Will we ever change our song again? Probably. But that’s how life is and so are relationships– always changing. I’m just glad I’ve found someone I can grow and change together with.

“Stay With You” by the Goo Goo Dolls

These streets
Turn me inside out
Everything shines
But leaves me empty still
And I’ll, burn this lonely house down
If you run with me
If you run with me

I’ll stay with you
The walls will fall before we do
Take my hand now
We’ll run forever
I can feel the storm inside you
I’ll stay with you

Fooled by my own desires
I twist my fate
Just to feel you
But you, turn me toward the light
And you’re one with me
Will you run with me?

I’ll stay with you
The walls will fall before we do
Take my hand now
We’ll run forever
I can feel the storm inside you
I’ll stay with you

Now come in from this storm
I taste you sweet and warm
Take what you need
Take what you need
From me

Wake up this world
Wake up tonight
And run with me
Run to me now

I’ll stay with you
The walls will fall before we do
Take my hand now
We’ll run forever
I can feel the storm inside you
I’ll stay with you

That “one moment”

Taylor Swift just came on the radio with “Mine.” Now, I know everyone has their own tastes in music but bare with me for a moment. I actually really like this song, not just because I love Taylor Swift, but because I believe that every relationship has that one moment you always look back on when times are rough.

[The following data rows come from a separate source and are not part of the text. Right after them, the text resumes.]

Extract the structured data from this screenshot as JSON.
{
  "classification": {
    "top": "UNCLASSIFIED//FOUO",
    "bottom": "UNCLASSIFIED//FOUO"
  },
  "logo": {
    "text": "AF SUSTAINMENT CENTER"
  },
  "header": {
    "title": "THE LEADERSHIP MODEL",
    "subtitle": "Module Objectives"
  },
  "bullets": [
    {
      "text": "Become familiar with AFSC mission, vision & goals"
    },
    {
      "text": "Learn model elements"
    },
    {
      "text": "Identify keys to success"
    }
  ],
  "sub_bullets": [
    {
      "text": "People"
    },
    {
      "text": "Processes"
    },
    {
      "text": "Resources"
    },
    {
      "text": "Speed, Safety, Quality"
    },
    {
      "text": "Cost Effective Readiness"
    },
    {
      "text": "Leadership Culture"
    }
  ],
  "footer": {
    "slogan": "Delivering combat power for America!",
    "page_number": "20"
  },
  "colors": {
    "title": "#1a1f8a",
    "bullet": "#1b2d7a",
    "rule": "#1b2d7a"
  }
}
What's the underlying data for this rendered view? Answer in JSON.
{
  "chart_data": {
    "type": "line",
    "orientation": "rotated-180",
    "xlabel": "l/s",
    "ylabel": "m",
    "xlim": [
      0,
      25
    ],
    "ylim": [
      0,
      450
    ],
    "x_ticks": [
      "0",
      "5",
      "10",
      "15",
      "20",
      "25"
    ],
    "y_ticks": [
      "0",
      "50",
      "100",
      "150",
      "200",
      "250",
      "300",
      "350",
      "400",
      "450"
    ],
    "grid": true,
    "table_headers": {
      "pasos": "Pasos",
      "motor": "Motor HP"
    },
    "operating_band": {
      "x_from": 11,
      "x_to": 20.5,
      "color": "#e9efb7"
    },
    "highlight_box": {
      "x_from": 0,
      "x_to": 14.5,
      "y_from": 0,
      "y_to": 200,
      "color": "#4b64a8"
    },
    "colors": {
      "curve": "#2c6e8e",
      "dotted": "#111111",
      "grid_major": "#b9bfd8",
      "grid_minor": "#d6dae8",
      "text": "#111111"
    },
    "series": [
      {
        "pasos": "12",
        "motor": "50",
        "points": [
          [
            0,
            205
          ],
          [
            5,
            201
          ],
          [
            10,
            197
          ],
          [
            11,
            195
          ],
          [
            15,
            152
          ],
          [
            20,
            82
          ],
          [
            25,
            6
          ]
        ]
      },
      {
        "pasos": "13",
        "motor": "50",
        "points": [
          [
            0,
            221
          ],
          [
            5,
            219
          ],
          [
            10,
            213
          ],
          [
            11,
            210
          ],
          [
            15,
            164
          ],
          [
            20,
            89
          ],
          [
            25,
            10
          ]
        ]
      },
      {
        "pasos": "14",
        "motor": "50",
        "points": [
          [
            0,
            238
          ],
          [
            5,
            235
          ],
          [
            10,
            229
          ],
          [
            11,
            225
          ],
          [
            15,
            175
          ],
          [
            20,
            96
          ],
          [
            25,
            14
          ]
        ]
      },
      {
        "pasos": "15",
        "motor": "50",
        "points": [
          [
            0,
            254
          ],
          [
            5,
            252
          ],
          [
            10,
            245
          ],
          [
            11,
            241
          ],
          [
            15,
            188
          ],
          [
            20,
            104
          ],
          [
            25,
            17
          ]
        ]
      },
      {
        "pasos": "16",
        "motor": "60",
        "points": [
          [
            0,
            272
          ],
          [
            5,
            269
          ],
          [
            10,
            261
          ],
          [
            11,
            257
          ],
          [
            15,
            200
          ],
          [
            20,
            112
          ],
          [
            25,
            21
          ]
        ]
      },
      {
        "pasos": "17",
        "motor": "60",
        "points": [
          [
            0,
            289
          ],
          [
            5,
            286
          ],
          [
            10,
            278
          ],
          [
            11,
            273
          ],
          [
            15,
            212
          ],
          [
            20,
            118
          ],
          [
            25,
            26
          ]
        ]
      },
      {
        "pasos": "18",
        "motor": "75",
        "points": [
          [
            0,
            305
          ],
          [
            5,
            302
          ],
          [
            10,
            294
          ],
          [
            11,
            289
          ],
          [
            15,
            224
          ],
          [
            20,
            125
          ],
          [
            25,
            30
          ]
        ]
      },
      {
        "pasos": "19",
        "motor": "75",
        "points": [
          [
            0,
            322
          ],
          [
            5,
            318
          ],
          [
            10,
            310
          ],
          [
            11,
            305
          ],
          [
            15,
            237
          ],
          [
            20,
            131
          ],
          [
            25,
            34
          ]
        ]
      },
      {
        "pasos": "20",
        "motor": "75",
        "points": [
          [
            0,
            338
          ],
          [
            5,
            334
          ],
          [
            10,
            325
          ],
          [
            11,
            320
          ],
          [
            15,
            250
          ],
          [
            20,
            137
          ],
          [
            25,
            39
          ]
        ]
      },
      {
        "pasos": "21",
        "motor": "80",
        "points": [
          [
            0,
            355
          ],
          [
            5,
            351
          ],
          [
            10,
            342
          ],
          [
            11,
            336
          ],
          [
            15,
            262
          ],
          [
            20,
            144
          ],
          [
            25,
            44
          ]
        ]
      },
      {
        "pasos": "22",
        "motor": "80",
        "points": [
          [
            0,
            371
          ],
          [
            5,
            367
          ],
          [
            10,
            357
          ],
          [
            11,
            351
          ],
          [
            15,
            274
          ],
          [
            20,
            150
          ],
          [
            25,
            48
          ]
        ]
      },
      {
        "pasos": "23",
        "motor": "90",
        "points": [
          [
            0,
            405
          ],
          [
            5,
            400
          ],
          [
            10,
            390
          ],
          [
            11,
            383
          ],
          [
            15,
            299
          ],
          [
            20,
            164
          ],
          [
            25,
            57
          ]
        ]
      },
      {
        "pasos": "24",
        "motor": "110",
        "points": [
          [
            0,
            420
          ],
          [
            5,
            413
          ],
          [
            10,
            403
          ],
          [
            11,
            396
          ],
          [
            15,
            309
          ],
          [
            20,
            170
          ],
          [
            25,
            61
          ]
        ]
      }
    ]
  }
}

Sure, there are a million and one amazing moments in any given relationship, but don’t you find yourself sweetly reminiscing over a slightly faded memory from the beginning of your relationship?

For me, my Addison moment comes before we even started dating. We had become friends through work and mutual friends. One night, he randomly called me after we had been IMing while I was doing homework. He wanted to get ice cream.

It was around 10:30 at night, and being the prude freshmen I was, I was flabbergasted by the idea. My roommate who never got along with me completely encouraged me to get out of the room (probably because she just wanted to get rid of me, but I digress).

I mean, I had a boyfriend. Sure, not one I particularly liked and didn’t have the courage to break up with him (I had tried to before going to college and then later in October because of an issue).

But it was just ice cream. We were just friends. Why not?

So we went out for ice cream and picked up a pint of Ben & Jerry’s. I honestly don’t even remember the flavor. But he pulled out two spoons and suddenly all rosy with embarrassment like he still does today. One spoon happened to be one of those slotted spoons that are used to strain things… green beans. He was very embarrassed but I joked that I’ll take the “holy” spoon…holey…yeah…our whole relationship is based on bad puns.

We shared the ice cream in the gazebo on campus that’s near a creek and just talked. We talked about everything, laughed, and joked. It was probably one of the most carefree times I’ve ever had in my life.

Now Addison and I are busy all the time. We stress about school, work, money, long distance, family, everything. And of course, sometimes we bicker.

But it’s when I think back to that time where we just simply sat and shared ice cream, I know everything’s going to be okay. I know life is more than paying bills or worrying about work. It’s not even about feeling those butterflies or going out on fancy dates with fancy gifts. It’s about just being together. It’s about just simply being.

And I am more than ecstatic to just simply be with Addison.